Lamiaa Elmasry is the head of the Quality Improvement Division at Al Hada Armed Forces Hospital in Taif Region, Saudi Arabia. She is in the medical profession with a total quality management diploma and hospital management diploma from the American University in Cairo. Additionally, Dr. Elmasry has Lean Six Sigma Green and Lean Specialized qualification from ASQ (American Society for Quality). Moreover, she is an improvement advisor candidate at the Institute for Healthcare Improvement.

Abdulaziz Saleh Alamalki is currently a physician at Al Hada Armed Forces Hospital and the head of the Medical Violation Department. He was the Outpatient Department Director from 2020–2021. He was part of the Healthcare Quality Management Program by the Ministry of Defense for Health Services in 2022.

Marynette De Vera is the Outpatient Department head nurse at Al Hada Armed Forces Hospital. She earned her Master of Science in nursing degree at University of La Salette in the Philippines.
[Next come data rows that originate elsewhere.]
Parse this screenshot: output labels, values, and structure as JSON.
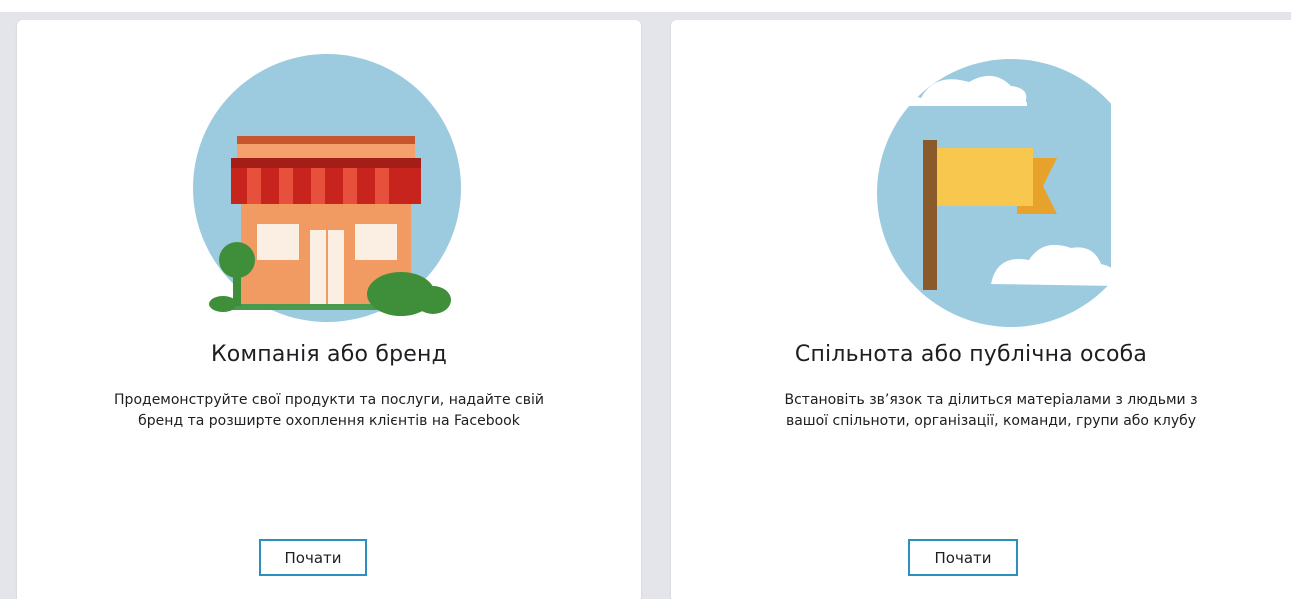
{
  "cards": [
    {
      "title": "Компанія або бренд",
      "description_line1": "Продемонструйте свої продукти та послуги, надайте свій",
      "description_line2": "бренд та розширте охоплення клієнтів на Facebook",
      "button_label": "Почати",
      "illustration": "storefront-icon"
    },
    {
      "title": "Спільнота або публічна особа",
      "description_line1": "Встановіть зв’язок та ділиться матеріалами з людьми з",
      "description_line2": "вашої спільноти, організації, команди, групи або клубу",
      "button_label": "Почати",
      "illustration": "flag-icon"
    }
  ],
  "colors": {
    "background": "#e3e5ea",
    "card": "#ffffff",
    "button_border": "#2b8fbf",
    "circle": "#9ccbe0"
  }
}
Jean Barrientos De Asis is a registered nurse specializing in emergency nursing and a Continuous Quality Improvement and Patient Safety workforce member. She earned her Master of Arts in nursing in 2015 at Urdaneta City University in the Philippines. She is a certified professional in healthcare quality and a certified Lean Six Sigma Master Black Belt and has worked in several improvement projects at Al Hada Armed Forces Hospital.

Jamal Al Nofeye is the regional director of Continuous Quality Improvement and Patient Safety in Taif Region, Saudi Arabia. He is a current board member of the Taif Health Cluster. He is a physician with double master Executive Master of Business Administration (Hon) Master of Healthcare Quality and Safety (Harvard Medical School) and a certified project manager.